Workers at assisted living communities and other state-funded or licensed providers of services to older adults in Massachusetts will be required to undergo training on the prevention and elimination of discrimination based on sexual orientation and gender identity under legislation signed into law July 26 by Gov. Charlie Baker.

The training, which was mandated under an amendment to the general laws as part of the budget process, also covers improving access to services for lesbian, gay, bisexual and transgender older adults and caregivers. The new law in more extensive than one passed in 2017 in California, which requires training only for those working in long-term care, according to Fenway Health, a Boston-based LGBT healthcare, research and advocacy organization.

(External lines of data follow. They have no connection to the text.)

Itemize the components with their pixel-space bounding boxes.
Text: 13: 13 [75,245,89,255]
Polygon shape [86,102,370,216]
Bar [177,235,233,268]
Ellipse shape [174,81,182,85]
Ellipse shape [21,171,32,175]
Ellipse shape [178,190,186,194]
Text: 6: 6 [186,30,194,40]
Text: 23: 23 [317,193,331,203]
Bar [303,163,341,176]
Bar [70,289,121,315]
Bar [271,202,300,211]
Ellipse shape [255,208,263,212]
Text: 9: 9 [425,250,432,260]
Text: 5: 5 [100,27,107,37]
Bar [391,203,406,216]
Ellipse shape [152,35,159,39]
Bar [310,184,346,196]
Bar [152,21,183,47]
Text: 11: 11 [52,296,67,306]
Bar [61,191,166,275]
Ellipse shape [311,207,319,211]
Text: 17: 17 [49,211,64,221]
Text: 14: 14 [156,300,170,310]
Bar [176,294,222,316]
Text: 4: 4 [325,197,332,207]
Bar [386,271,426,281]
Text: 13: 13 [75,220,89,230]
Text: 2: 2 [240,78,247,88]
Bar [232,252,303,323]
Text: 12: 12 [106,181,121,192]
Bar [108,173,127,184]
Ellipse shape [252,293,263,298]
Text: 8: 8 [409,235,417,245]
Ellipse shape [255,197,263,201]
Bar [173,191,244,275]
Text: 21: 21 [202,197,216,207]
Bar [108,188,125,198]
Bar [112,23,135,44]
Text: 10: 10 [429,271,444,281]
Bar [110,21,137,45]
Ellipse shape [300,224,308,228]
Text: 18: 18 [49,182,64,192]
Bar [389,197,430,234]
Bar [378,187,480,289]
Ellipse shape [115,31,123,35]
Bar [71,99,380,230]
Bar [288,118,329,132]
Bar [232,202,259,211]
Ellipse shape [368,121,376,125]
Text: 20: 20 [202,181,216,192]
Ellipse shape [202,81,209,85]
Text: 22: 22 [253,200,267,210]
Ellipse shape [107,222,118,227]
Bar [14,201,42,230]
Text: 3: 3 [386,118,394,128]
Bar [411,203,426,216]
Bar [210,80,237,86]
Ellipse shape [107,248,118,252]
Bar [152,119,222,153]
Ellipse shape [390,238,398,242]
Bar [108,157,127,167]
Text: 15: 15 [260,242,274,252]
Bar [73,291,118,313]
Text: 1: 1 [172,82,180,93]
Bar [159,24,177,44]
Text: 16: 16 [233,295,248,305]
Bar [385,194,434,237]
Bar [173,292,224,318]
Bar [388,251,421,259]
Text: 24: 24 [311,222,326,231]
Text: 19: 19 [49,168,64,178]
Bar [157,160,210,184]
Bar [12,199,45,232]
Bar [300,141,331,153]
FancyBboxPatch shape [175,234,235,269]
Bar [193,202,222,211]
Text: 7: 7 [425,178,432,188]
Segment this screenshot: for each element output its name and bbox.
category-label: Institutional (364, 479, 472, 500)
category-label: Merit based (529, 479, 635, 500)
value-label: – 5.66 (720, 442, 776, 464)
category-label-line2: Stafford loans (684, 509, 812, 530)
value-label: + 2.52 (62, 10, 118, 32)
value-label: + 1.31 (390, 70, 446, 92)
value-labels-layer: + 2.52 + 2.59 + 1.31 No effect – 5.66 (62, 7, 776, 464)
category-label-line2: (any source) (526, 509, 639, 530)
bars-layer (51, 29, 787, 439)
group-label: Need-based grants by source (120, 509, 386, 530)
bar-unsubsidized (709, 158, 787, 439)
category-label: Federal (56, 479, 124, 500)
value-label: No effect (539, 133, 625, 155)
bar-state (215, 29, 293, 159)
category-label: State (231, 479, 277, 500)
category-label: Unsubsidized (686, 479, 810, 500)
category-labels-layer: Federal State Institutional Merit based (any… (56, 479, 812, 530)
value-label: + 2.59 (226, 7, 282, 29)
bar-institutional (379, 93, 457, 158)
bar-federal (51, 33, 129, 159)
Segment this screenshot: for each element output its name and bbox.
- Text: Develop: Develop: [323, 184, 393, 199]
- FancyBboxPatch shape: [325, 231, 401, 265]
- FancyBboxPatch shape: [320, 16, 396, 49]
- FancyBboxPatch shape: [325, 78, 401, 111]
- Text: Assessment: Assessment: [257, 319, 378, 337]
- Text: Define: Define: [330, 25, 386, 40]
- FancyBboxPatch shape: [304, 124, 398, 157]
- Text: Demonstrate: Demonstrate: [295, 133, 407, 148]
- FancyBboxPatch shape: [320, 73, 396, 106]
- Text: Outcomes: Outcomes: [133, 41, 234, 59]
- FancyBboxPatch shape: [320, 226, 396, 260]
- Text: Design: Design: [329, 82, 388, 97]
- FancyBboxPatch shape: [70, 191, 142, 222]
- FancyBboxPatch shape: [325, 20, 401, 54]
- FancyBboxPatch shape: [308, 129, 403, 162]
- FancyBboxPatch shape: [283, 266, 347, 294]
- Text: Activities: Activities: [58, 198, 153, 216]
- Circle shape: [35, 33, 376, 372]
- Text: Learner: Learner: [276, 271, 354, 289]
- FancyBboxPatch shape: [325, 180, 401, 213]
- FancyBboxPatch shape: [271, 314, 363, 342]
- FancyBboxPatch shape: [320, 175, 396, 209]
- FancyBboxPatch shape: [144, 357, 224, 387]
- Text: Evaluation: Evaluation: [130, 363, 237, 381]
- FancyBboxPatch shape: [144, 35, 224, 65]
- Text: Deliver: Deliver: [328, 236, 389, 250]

“It’s impossible to overstate what this is going to mean for LGBT older adults in Massachusetts,” Lisa Krinsky, LICSW, director of the LGBT Aging Project, a program of Fenway Health, said in a statement. “LGBT people are significantly more likely to age alone without a spouse or partner or children to support them. They are in greater need of formal caregivers such as home health workers and visiting nurses or assisted living communities. They have valid fears about experiencing discrimination based on their sexual orientation or gender identity and expression, and some even feel the need to go back into the closet.”

The state Executive Office of Elder Affairs will develop the training program. All providers of aging services who contract with or receive funding from MassHealth’s office of long-term care or the EOEA, or whose services are certified by EOEA, will be required to complete the training program within 12 months of beginning employment.